Michael Bob, a Tel Aviv High School student, is one example of the potential misuse of the app.

“I use it a lot, I curse all the people who I hate and the one I love I also curse…because I can,” Bob said as he giggled to his friends standing nearby.

Others, like Dan Sher and Omer Kasuto, were critical of the potentially harmful app.

“People feel free to be anonymous and tell whatever they want even if it hurts and I disagree with that,” said Dan Sher who said he has refrained from installing the app.

“It’s hurtful and demeaning to people and people curse me and threaten me a lot. I’m really scared from it sometimes,” said another student, Omer Kasuto.

Much of the blowback has focussed on Dor Refaeli, a staffer with, and sometime front man for, the app’s Herzliya-based parent company, the Shellanoo Group. He is also the brother of Israel’s Instagram-savvy top model, Bar Refaeli.

“We see it as something positive, I use it for positive things, beyond which, it’s simply a game,” Refaeli told Israel’s Ynet Website and added “There’s no such thing, a bad application, there’s such a thing as bad people”.

In a statement circulated by local media, Refaeli complained of being hit with hundreds of abusive messages – including via Blindspot – after a protester published his phone number online.

Blindspot, Refaeli said, was conceived to allow people from the gay-lesbian community, battered women, children in distress and so forth to anonymously seek help.

Guy Lerer, Television host of Israel’s Ch.10 popular program ‘Tzinor Layla’, launched a Facebook campaign titled ‘Dor, shut down,’ calling on Refaeli to shut down the app.

“We went straight ahead to one of the managers of the application, he’s the brother of a well-known model in Israel, his name is Dor Refaeli, and we said to him maybe you had good intentions but the result is very bad and a lot, as we said, of bullying and a lot of complaints by kids and just told him, tried to tell him, close it, shut down the app because it will bring no good,” Lerer said.

The call has been echoed by some Israeli lawmakers, as well as by parents’ associations that urged members not to allow their children to download the app.

Yaniv Shahar, a father of elementary children and active educator, called on government bodies to get involved.

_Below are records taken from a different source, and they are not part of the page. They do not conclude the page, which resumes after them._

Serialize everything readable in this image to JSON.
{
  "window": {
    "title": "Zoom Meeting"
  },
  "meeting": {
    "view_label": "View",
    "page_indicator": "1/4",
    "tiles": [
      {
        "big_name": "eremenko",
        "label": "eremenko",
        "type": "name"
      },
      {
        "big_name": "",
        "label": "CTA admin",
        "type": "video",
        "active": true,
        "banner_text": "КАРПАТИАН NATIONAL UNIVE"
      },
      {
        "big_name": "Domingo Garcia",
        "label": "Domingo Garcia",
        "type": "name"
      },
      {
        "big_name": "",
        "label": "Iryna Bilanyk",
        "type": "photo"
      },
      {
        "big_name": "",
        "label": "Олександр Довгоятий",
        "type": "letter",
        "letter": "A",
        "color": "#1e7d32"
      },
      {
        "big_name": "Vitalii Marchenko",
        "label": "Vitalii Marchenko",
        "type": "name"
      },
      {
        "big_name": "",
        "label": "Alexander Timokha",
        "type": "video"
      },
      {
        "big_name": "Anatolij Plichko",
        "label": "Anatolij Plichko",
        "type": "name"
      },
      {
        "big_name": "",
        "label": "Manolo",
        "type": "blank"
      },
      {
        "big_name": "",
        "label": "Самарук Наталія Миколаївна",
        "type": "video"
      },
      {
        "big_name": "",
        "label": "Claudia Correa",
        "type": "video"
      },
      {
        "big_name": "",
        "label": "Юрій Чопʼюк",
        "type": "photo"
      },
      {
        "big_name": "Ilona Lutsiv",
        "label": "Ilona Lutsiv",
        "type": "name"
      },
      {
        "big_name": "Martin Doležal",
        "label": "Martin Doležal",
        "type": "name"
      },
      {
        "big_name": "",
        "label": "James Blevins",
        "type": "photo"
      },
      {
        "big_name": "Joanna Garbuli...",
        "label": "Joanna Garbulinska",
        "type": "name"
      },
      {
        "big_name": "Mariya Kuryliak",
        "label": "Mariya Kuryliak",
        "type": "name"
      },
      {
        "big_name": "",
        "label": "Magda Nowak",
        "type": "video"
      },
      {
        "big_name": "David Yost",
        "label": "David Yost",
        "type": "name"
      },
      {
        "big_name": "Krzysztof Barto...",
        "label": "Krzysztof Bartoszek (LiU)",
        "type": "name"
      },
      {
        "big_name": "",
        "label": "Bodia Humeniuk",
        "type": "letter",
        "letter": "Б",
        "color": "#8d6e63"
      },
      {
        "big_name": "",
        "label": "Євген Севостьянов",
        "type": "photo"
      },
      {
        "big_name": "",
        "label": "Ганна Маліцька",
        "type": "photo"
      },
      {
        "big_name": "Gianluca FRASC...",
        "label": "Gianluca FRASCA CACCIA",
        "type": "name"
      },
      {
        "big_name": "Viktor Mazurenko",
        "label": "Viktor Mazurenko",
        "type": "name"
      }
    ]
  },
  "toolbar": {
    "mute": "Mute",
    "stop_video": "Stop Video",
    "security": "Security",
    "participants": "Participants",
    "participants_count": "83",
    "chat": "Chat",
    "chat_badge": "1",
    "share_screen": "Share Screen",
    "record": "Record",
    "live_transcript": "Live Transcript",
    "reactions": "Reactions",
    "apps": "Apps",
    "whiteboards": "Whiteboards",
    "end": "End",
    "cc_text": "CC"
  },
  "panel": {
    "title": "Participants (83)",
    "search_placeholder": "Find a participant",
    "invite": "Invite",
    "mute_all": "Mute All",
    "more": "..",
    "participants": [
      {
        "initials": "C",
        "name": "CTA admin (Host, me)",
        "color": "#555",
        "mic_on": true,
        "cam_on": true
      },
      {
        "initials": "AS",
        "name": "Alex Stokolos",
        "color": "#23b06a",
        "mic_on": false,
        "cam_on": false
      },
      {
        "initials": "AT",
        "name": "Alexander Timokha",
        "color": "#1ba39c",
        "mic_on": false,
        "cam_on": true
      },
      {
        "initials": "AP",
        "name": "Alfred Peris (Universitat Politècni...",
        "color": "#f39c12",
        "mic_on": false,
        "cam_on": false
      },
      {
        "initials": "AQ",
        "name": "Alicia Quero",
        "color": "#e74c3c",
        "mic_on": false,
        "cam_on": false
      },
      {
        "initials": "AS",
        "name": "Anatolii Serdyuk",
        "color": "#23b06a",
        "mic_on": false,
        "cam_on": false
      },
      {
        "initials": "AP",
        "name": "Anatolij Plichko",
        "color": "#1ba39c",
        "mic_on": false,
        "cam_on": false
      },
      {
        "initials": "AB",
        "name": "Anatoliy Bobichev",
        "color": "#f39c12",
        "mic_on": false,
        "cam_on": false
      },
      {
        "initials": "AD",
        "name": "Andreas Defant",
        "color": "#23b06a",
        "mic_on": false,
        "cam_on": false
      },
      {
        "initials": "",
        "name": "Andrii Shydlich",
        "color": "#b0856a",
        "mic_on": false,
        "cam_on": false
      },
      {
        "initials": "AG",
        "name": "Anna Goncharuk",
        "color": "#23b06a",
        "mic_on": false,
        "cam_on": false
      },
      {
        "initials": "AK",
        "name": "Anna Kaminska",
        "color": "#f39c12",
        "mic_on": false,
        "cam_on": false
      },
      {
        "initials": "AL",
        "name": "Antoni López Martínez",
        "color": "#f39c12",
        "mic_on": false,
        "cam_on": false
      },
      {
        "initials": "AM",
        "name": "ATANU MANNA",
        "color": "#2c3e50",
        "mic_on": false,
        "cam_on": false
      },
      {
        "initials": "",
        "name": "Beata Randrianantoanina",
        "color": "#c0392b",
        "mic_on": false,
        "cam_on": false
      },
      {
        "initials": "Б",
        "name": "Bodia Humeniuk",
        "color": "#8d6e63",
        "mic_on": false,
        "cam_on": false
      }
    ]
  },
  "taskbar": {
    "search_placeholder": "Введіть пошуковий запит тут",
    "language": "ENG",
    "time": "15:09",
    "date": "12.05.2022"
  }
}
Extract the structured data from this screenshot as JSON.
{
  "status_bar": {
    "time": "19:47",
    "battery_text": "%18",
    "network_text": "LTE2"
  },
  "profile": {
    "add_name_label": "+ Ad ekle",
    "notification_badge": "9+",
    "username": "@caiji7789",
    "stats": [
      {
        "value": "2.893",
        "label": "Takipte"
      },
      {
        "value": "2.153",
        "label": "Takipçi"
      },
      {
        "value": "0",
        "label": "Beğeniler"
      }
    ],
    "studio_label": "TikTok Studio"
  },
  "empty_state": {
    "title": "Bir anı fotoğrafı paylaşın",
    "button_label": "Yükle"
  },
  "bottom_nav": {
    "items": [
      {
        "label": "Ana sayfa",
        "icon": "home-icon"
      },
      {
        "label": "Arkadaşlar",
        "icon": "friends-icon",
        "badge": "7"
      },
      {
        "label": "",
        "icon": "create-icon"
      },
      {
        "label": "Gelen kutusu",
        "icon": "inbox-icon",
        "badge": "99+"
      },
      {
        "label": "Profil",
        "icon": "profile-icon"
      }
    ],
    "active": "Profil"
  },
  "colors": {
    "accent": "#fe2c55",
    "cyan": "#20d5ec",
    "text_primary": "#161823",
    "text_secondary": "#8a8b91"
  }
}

“You can use the Internet for good things and for bad things and you have to put boundaries and limits for the use of the technology and I think this is the place where the parents and governments and institutions must take step and say what is right and what is wrong,” said Sahar, adding that children are unpredictable when they get offended.

“They have to understand the risks of using these kind of apps that can offend people and you don’t know what people are going to say especially children, what they are going to do if they are offended by a lot of kids in their classroom or by their friends or whatever”.

A free, Israeli-designed counter-app, Safe Spot, alerts parents to use of Blindspot by their children, though it is only available for Android phones.

“Safe Spot is an app that blocks and notifies the parents about anonymous messaging…the parents get notified if the children install such an app and also the content of the message is being blocked by Safe Spot,” said Nimrod Back, a serial entrepreneur, who developed Safe Spot.

Blindspot has become Israel’s most downloaded social networking app in the last month, according to market research firm AppAnnie. Shellanoo deems the flak over the app misplaced.

Company spokesman David Strauss noted that Blindspot offers a block function: a user blocked three times by message recipients can no longer use the app with his or her phone number. Abuse can also be flagged to the company, something Strauss said so far happened with fewer than 1 percent of around 50 million texts sent over Blindspot.

Israel is zeroing on cyber-bullying as part of a new Internal Security Ministry unit for fighting online crime such as messages that constitute defamation or breaches of privacy.